Artist

Billy Parker

Genre: Country ,Traditional Country ,Honky Tonk
Origin: U.S.A
Listen on Coda
Billy Parker's prominence in country broadcasting arose chiefly from his decades behind the microphone as a disc jockey instead of from any performances of his own, a situation made all the more striking by the fact that none of the countless Top 40 records he aired across those years belonged to him. He entered the world on July 19, 1939, in Okemah, Oklahoma, began studying guitar in childhood, and reached his first professional engagement at age fourteen on Tulsa's Big Red Jamboree broadcast. Club work followed a few years later, and in 1959 he obtained his initial disc-jockey assignment.

By 1963 he occupied the regular daytime slot at KFDI in Wichita, Kansas, while also hosting a television program in Tulsa; that same year he issued his debut single, "The Line Between Love and Hate," and won a national poll that crowned him "Mr. DJ U.S.A.," an accolade that opened the door to Nashville's WSM. After another release, "I'm Drinking All the Time," appeared in 1966, he toured with Ernest Tubb's Troubadors beginning in 1968 and remained with the ensemble for three years before taking a position at Tulsa's KVOO.

The Academy of Country & Western Music named him Disc Jockey of the Year in 1975 and again in 1977, 1978, and 1984. His first chart entry arrived in 1976 with "It's Bad When You're Caught (With the Goods)," drawn from the album Average Man. Subsequent singles appeared, among them the Ernest Tubb tribute "Thanks E.T. Thanks a Lot," yet none climbed higher than number fifty. His strongest showing came in 1982 with the title track of the LP (Who's Gonna Sing) The Last Country Song, an album that featured collaborations with Darrell McCall and Vassar Clements.

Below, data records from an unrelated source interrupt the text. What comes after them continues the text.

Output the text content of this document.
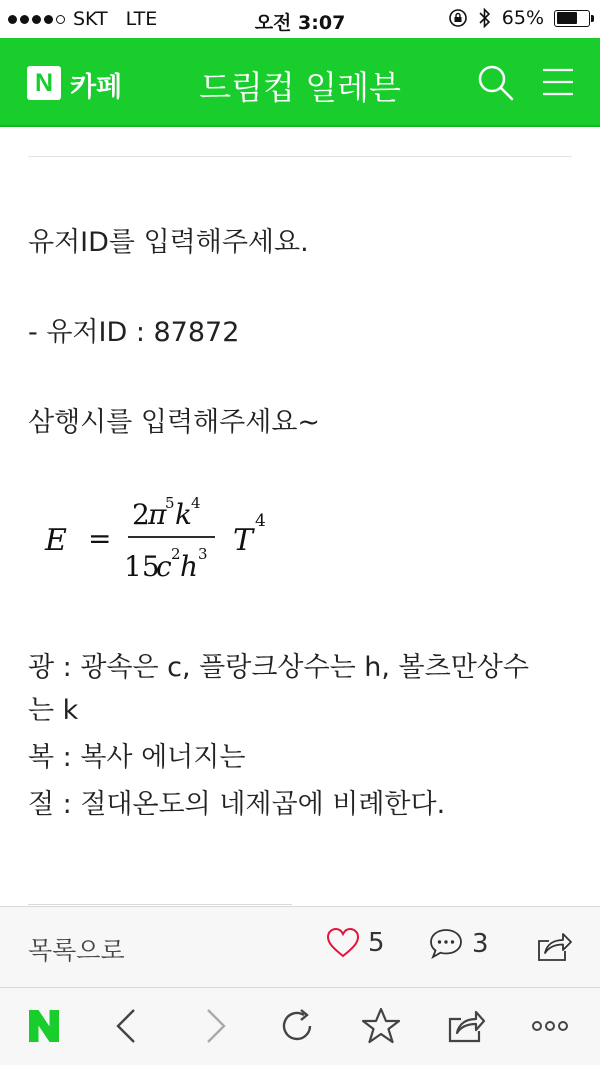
SKT LTE	오전 3:07	65%
N 카페	드림컵 일레븐
유저ID를 입력해주세요.
- 유저ID : 87872
삼행시를 입력해주세요~
E =
2
π
5 k 4
15
c 2 h 3 T
4
광 : 광속은 c, 플랑크상수는 h, 볼츠만상수
는 k
복 : 복사 에너지는
절 : 절대온도의 네제곱에 비례한다.
목록으로	5	3
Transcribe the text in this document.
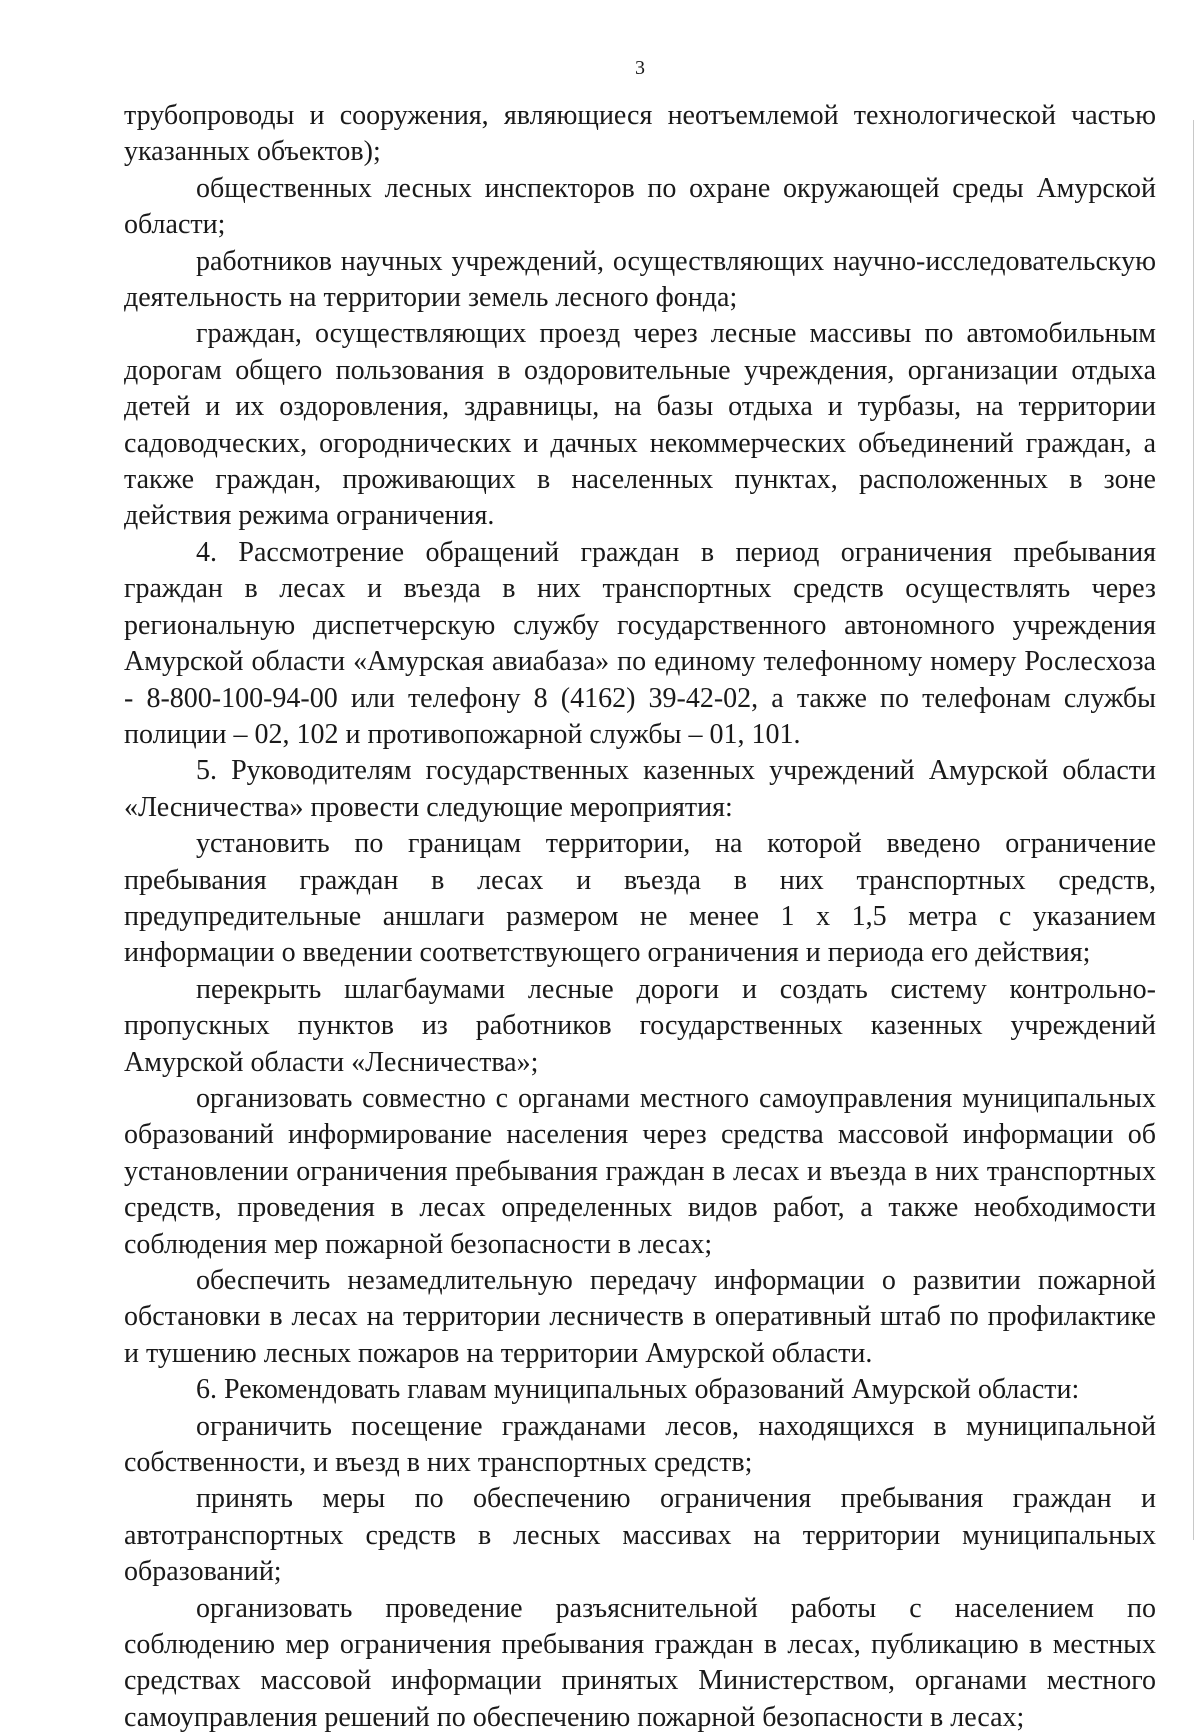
3

трубопроводы и сооружения, являющиеся неотъемлемой технологической частью указанных объектов);

общественных лесных инспекторов по охране окружающей среды Амурской области;

работников научных учреждений, осуществляющих научно-исследовательскую деятельность на территории земель лесного фонда;

граждан, осуществляющих проезд через лесные массивы по автомобильным дорогам общего пользования в оздоровительные учреждения, организации отдыха детей и их оздоровления, здравницы, на базы отдыха и турбазы, на территории садоводческих, огороднических и дачных некоммерческих объединений граждан, а также граждан, проживающих в населенных пунктах, расположенных в зоне действия режима ограничения.

4. Рассмотрение обращений граждан в период ограничения пребывания граждан в лесах и въезда в них транспортных средств осуществлять через региональную диспетчерскую службу государственного автономного учреждения Амурской области «Амурская авиабаза» по единому телефонному номеру Рослесхоза - 8-800-100-94-00 или телефону 8 (4162) 39-42-02, а также по телефонам службы полиции – 02, 102 и противопожарной службы – 01, 101.

5. Руководителям государственных казенных учреждений Амурской области «Лесничества» провести следующие мероприятия:

установить по границам территории, на которой введено ограничение пребывания граждан в лесах и въезда в них транспортных средств, предупредительные аншлаги размером не менее 1 х 1,5 метра с указанием информации о введении соответствующего ограничения и периода его действия;

перекрыть шлагбаумами лесные дороги и создать систему контрольно-пропускных пунктов из работников государственных казенных учреждений Амурской области «Лесничества»;

организовать совместно с органами местного самоуправления муниципальных образований информирование населения через средства массовой информации об установлении ограничения пребывания граждан в лесах и въезда в них транспортных средств, проведения в лесах определенных видов работ, а также необходимости соблюдения мер пожарной безопасности в лесах;

обеспечить незамедлительную передачу информации о развитии пожарной обстановки в лесах на территории лесничеств в оперативный штаб по профилактике и тушению лесных пожаров на территории Амурской области.

6. Рекомендовать главам муниципальных образований Амурской области:

ограничить посещение гражданами лесов, находящихся в муниципальной собственности, и въезд в них транспортных средств;

принять меры по обеспечению ограничения пребывания граждан и автотранспортных средств в лесных массивах на территории муниципальных образований;

организовать проведение разъяснительной работы с населением по соблюдению мер ограничения пребывания граждан в лесах, публикацию в местных средствах массовой информации принятых Министерством, органами местного самоуправления решений по обеспечению пожарной безопасности в лесах;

Following the 1983 duet collection Something Old, Something New, he withdrew from recording to concentrate on his duties as KVOO's program director, returning to the studio in 1988 with Always Country. A gospel album, I'll Speak Out for You, Jesus, surfaced in 1990; two years afterward he received induction into the Country Music Disc Jockey Hall of Fame and, around the same time, was appointed KVOO's executive director.